When I moved to New York City in 2010, I followed the path taken by many emerging professional singers and took a job singing in a church choir on Sunday mornings. I ended up at a Catholic church that valued the English Renaissance vocal quality of boy sopranos. My fellow sopranos and I were encouraged to sing with as little vibrato as possible. At fi rst, it did not come naturally; I had to be mindful of my vibrato and recalibrate both my body and mind.
At the height of my choral career, I could sing upwards of thirty hours of rehearsals, concerts, and services in one week—most, if not all, requiring straight tone. It did not happen immediately, but after some time I learned how to lessen my vibrato without putting stress and strain on my vocal mechanism. Certain choral situations required more mindfulness than others. For example, when I sang with the small ensemble at the Church of St. Luke in the Fields, with only one or two singers on a part, it was important for me to focus on healthy production of straight tone, because dropping out due to vocal fatigue was simply not an option.
My “home” on Sunday mornings is the Church of St. Ignatius Loyola, known for its wondrous, voluminous acoustics. The danger of singing with our eighteen-member choir is getting lost in the reverberant sound that the space produces and forgetting about the stylistic qualities that the music we are singing requires. At the height of the COVID-19 pandemic, almost all of my choral singing was virtual. I began producing virtual choir videos, and what I learned is that straight tone singing in the virtual choir setting is even more important than in the live setting. When stitching together the audio of twenty isolated singers, with varying degrees of home acoustics, a more minimized vibrato can provide an opportunity for a cleaner product.

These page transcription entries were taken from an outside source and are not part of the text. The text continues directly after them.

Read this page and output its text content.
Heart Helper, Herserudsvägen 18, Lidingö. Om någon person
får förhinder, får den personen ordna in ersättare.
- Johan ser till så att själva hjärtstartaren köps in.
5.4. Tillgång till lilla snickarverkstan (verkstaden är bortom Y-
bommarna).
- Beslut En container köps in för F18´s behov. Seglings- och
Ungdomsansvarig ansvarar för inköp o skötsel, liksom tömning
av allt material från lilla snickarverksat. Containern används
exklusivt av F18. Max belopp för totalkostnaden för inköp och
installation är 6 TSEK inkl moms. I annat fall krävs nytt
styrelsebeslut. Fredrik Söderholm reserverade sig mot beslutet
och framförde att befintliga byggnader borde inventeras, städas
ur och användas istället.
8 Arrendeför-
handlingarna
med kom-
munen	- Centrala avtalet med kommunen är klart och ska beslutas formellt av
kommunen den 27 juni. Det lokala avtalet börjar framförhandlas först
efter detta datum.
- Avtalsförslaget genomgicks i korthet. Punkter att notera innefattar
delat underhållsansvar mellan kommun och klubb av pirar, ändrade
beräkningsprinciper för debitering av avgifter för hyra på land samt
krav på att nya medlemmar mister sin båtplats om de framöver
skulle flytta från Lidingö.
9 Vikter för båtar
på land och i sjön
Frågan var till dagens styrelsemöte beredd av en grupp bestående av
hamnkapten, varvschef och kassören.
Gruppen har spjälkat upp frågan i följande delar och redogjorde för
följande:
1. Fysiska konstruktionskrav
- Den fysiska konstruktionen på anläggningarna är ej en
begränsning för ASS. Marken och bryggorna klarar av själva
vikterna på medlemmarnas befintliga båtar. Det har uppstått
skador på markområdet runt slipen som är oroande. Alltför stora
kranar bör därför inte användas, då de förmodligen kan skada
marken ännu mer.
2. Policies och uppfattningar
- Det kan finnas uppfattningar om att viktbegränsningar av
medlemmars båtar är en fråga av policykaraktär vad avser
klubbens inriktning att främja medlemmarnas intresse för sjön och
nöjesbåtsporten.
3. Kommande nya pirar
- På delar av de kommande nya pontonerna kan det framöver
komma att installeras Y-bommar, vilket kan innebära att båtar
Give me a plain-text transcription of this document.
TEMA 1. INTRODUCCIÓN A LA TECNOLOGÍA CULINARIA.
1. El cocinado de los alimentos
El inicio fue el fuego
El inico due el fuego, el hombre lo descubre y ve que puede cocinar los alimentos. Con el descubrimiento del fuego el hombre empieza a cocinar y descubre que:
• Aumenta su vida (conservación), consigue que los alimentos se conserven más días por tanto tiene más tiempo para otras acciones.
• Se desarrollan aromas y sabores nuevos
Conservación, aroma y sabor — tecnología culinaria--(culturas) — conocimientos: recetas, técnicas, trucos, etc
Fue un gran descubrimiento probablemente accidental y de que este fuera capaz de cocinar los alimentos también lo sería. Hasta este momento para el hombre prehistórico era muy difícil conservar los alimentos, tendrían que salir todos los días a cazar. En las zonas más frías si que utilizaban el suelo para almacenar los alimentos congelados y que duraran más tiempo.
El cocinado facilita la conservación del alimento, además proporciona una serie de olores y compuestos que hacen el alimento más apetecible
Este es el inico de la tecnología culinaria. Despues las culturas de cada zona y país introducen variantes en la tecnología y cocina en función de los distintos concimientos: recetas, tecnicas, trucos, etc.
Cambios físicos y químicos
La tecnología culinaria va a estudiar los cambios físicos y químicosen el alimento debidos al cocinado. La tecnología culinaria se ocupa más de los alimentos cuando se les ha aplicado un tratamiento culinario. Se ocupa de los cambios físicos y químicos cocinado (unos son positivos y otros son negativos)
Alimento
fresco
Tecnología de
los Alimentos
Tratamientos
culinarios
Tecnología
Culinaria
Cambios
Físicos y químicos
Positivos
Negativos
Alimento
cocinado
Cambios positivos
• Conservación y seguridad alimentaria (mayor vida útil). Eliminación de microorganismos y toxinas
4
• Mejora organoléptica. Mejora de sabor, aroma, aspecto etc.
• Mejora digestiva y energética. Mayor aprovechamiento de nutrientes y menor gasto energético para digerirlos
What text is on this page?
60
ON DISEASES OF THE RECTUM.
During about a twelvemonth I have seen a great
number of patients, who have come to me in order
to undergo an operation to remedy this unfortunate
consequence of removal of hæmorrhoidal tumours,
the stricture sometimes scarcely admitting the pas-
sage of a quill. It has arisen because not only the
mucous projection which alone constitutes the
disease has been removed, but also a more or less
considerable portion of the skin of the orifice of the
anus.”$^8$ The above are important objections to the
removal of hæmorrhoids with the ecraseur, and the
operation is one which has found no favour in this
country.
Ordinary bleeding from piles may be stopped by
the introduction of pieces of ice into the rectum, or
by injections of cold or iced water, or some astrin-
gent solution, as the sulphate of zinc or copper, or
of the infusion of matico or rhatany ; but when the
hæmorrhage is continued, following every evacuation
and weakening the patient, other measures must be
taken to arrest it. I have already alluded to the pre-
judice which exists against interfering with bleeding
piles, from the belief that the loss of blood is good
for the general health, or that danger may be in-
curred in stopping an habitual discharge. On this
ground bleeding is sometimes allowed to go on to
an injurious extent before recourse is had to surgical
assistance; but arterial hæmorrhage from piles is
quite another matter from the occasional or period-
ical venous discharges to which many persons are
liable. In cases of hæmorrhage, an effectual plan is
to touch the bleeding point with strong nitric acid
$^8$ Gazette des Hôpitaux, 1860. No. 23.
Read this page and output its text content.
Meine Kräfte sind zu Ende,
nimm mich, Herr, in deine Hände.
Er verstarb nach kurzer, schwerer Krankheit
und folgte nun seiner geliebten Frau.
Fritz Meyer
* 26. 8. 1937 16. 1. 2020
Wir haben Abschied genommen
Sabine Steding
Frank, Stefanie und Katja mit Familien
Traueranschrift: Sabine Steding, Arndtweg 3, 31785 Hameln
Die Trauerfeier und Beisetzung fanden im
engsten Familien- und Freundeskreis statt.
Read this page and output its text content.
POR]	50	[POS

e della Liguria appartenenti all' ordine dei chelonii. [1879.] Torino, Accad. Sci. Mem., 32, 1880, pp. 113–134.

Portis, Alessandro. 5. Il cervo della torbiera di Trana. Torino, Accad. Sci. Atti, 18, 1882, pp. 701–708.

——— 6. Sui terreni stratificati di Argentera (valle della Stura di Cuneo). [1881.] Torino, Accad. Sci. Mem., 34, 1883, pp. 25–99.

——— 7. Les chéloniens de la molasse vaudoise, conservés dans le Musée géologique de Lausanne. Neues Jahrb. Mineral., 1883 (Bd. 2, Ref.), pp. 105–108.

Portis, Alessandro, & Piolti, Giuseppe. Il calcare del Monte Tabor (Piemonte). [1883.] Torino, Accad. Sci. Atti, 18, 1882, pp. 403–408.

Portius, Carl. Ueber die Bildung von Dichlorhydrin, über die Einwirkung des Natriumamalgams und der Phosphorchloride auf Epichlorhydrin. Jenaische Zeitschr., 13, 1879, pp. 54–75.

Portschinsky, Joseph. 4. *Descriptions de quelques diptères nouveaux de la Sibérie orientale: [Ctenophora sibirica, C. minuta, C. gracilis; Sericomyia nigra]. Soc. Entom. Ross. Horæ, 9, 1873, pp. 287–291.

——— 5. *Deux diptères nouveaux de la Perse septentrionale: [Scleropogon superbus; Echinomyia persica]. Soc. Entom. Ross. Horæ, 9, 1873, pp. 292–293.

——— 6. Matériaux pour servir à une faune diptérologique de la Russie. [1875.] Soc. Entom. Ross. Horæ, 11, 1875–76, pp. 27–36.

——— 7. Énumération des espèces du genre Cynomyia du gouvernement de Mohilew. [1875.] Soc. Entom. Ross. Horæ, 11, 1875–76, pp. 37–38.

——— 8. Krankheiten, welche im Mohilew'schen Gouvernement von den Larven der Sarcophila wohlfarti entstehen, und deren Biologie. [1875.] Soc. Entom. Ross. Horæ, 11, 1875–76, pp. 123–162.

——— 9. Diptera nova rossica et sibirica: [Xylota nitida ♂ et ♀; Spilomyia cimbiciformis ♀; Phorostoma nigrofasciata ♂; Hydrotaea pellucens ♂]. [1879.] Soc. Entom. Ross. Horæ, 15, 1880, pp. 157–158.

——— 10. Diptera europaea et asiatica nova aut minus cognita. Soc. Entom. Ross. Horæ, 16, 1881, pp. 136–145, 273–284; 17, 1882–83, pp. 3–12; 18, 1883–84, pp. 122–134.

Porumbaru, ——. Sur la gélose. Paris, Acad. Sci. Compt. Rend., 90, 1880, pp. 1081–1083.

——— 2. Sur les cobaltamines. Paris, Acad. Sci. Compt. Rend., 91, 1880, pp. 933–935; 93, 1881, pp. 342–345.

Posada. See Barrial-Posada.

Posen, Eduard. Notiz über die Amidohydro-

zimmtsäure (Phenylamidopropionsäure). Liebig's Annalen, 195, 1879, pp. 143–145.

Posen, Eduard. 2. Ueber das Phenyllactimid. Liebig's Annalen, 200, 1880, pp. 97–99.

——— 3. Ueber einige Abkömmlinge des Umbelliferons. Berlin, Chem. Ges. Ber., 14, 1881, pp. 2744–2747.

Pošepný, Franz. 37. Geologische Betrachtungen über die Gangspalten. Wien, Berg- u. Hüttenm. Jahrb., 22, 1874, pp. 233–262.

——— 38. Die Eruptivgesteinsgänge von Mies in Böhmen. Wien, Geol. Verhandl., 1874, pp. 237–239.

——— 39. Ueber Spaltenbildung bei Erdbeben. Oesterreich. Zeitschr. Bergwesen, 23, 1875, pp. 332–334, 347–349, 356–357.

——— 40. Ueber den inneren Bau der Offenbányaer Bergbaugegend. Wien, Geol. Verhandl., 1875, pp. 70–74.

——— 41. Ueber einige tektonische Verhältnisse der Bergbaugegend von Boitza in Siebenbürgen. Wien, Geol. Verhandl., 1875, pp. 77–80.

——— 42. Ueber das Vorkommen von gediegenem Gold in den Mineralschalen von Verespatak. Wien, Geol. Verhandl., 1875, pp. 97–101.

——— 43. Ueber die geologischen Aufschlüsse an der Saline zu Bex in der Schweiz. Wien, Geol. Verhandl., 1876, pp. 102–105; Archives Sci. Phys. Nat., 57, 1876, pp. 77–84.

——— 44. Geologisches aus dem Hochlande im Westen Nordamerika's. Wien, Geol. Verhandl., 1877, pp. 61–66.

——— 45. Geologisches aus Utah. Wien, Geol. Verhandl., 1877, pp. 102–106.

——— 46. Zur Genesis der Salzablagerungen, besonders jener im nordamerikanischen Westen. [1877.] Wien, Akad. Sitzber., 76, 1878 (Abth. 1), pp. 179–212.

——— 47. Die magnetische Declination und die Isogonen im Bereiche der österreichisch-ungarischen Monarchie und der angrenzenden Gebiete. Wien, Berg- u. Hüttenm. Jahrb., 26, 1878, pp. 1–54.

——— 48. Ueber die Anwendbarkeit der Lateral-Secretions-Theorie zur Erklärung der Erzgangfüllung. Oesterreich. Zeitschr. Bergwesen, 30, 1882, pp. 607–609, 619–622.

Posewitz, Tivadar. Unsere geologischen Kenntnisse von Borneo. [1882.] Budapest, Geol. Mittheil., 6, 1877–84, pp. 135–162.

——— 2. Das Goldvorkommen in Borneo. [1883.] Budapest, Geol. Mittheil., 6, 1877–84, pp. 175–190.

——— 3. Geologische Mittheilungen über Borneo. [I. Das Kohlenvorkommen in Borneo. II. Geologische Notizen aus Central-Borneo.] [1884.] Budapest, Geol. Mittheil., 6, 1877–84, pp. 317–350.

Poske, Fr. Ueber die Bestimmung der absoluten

Honing this skill has helped me in my choral endeavors but, more surprisingly, it has also helped my solo singing. Amid all the straight tone singing I do as a professional choral singer, I practice technical concepts such as resonance production, vowel placement, and breath support that I then apply to my vibrant singing outside of the choir. This strategy has ended up serving a dual purpose: I hone the technical skills necessary to make healthy straight tone singing second nature and I use my straight tone singing to improve my vibrant singing.